It's elusive, endemic and endangered and is the only duck in the world that whistles not quacks.
The whio duck lives right in our backyard deep in the Ruahine Ranges.
It's a national icon that is on our $10 note.
But it's not money that's saving these ducks; it's the blood and sweat from volunteers as they trap stoats, rats and weasels throughout the Ruahine Ranges. These are the biggest threat to the whio.
Ruahine Whio Protectors Trust chairwoman Janet Wilson has dedicated the last 10 years to the whio as she leads the trust to bring the duck back from the brink of extinction.
Janet took a party deep into the Ororua River northeast of Apiti, Manawatu, on a mission to reset traps and find the whio in its natural habitat. Janet said there's less than 3000 whio in the country and it's far more endangered than the kiwi.
"It's specially adapted to live in these rivers.

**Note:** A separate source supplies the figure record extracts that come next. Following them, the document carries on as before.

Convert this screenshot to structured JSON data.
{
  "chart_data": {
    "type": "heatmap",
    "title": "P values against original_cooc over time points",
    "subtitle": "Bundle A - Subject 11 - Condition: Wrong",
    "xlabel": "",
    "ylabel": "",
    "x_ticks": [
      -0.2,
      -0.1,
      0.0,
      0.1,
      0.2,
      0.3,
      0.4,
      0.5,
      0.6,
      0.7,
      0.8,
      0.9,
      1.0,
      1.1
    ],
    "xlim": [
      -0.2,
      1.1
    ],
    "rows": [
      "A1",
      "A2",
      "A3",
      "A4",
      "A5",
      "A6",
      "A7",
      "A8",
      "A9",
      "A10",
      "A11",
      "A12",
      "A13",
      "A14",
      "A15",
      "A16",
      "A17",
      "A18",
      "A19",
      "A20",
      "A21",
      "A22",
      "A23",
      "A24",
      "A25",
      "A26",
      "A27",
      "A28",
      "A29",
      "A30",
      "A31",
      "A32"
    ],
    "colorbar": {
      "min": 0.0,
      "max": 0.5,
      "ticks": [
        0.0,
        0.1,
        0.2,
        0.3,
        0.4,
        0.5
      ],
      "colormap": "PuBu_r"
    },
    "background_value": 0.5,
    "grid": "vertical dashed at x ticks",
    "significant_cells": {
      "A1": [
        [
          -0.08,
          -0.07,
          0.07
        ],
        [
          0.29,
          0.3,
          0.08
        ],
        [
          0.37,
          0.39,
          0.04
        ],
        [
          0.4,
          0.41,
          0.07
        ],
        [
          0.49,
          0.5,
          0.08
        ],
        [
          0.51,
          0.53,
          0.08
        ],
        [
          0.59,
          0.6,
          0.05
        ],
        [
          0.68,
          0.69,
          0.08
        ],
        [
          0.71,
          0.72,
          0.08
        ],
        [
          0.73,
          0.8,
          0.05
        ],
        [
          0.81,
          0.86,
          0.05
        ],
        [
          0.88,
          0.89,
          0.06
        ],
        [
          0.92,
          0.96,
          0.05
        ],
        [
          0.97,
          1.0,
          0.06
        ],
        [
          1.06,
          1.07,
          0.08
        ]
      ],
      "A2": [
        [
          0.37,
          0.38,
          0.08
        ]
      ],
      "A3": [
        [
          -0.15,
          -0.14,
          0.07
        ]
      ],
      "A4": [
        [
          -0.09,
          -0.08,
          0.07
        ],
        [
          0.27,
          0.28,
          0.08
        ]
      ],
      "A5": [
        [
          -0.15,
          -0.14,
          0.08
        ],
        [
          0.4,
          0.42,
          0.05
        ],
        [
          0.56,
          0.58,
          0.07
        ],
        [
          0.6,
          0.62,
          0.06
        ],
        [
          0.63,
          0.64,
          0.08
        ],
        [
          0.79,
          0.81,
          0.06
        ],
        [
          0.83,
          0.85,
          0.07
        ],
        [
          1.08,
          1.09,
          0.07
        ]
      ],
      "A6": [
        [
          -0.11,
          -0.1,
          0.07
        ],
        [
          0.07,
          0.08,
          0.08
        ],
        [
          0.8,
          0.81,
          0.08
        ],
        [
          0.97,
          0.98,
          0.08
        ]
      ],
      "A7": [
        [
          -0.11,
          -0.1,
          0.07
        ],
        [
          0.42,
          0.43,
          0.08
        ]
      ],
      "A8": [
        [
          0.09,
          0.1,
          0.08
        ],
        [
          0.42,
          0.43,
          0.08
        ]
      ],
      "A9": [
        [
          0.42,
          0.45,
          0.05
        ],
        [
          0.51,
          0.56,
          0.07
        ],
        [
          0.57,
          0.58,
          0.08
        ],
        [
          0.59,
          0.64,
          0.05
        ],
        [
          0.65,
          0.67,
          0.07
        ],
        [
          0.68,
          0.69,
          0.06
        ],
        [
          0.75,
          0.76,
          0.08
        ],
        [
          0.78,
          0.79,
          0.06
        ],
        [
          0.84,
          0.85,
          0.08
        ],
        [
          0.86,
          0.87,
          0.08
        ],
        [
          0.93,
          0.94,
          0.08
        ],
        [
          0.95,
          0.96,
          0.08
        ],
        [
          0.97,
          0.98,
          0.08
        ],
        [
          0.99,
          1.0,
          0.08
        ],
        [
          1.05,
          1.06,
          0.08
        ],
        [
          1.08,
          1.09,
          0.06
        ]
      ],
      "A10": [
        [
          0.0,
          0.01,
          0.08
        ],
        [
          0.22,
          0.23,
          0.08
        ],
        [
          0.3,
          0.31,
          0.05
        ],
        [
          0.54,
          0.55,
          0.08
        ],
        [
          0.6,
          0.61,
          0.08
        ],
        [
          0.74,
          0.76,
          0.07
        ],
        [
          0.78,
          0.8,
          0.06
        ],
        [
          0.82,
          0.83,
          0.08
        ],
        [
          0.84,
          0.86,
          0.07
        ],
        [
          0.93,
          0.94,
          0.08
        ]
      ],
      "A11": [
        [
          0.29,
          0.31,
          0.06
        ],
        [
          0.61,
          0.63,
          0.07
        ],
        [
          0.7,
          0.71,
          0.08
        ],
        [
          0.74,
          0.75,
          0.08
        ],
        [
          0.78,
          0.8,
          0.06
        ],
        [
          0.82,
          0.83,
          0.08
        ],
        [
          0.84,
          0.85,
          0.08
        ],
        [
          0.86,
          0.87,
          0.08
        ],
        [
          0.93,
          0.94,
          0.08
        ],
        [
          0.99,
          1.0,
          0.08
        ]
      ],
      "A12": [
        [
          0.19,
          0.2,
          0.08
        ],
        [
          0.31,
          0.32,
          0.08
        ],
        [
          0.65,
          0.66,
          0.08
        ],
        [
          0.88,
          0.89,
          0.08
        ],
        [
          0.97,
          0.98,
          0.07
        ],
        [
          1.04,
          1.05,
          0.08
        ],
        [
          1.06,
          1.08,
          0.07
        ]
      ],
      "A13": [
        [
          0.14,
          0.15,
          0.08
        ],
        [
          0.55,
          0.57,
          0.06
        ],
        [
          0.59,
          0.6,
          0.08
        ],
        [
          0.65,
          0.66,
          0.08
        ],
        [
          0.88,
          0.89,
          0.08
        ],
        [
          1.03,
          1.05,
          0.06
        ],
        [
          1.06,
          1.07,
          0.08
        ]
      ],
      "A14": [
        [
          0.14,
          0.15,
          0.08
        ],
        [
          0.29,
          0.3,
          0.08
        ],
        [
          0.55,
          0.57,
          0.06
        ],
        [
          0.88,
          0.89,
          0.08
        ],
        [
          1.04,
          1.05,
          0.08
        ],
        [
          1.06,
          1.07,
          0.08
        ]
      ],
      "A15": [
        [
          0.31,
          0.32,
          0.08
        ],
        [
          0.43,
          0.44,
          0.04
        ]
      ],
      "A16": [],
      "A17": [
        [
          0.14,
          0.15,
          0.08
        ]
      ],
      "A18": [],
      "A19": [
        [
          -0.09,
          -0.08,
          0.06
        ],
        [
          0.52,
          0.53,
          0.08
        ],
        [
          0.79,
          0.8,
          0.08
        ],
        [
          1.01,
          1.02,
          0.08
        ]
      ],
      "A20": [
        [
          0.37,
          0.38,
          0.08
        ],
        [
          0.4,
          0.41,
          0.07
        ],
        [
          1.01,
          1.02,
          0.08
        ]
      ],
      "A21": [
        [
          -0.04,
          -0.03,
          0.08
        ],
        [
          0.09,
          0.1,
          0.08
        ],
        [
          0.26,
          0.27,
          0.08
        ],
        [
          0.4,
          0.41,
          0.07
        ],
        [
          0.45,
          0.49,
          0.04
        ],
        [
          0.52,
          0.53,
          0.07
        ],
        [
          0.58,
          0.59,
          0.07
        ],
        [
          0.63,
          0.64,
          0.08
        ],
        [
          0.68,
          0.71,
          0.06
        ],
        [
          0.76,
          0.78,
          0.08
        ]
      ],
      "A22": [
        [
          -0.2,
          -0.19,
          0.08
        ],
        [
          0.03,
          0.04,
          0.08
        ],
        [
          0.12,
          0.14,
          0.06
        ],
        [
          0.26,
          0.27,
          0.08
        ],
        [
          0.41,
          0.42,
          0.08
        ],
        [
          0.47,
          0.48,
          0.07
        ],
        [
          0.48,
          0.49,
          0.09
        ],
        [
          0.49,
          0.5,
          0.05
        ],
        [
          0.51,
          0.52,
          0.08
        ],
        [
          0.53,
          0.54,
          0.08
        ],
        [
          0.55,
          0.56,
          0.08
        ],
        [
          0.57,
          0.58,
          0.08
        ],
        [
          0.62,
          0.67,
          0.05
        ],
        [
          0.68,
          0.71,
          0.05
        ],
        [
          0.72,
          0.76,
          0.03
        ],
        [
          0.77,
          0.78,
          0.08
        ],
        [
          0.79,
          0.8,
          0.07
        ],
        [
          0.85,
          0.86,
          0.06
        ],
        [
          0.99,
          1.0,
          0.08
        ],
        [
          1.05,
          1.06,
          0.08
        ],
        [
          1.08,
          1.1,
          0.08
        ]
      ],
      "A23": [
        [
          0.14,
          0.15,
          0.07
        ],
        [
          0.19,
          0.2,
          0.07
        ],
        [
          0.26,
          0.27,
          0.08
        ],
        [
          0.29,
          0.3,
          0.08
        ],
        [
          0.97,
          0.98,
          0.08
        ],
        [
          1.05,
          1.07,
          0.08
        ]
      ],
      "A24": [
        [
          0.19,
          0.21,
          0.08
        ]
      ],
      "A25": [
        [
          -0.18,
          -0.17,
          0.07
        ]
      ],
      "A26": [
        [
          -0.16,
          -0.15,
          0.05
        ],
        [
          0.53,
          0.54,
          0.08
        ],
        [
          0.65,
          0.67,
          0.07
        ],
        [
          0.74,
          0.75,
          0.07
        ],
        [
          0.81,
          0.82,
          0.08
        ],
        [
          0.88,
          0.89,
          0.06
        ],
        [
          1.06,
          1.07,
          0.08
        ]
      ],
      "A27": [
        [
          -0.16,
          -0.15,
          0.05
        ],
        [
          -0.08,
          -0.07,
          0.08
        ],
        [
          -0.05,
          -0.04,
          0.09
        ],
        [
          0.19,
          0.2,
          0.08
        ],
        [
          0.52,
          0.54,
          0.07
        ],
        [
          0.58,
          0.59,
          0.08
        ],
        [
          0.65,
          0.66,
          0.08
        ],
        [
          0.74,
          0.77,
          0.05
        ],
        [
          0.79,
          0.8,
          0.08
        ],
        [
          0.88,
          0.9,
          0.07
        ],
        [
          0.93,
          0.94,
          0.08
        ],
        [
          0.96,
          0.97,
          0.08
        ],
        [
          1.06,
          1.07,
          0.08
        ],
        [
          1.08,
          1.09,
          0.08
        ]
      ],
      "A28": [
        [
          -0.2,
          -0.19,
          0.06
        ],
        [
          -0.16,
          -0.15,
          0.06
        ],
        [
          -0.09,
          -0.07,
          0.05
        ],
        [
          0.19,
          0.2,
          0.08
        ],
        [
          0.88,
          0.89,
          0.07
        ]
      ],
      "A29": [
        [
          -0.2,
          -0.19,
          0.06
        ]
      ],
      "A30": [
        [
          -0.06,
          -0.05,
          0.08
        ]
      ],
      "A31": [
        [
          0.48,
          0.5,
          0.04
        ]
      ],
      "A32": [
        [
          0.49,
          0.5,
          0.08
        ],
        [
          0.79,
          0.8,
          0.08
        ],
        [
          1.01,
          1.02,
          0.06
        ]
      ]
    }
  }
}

It has a rubbery bill that can get under rocks and find the invertebrates ... they're fiercely territorial and cover up to 1.5km of river."
Although the whio in the Ruahine Ranges spends the majority of its time living on the fast flowing and pristine headwaters, to reproduce they have to lay eggs on the river banks where predators await.
Janet says stoats, rats and weasels can't resist the smell and taste of them and there's video footage of these rodents attacking the nest and sometimes killing the mother.
Janet is calling for competent and capable volunteers who would like to join their fight against the whio predators.
"You've got to be committed and strong enough to handle the sometimes harsh elements of the Ruahine Ranges," she warns.
Rangiwahia volunteers Steve and Mary Bielski have been on the attack against whio enemies.
They reset a loop of traps that covers almost 15km that starts at the Rangiwahia Hut carpark.
Steve says it's a wonderful experience and rewarding to give the ducks a chance, but the trapping is also giving other birds in the Ruahine a chance to bounce back.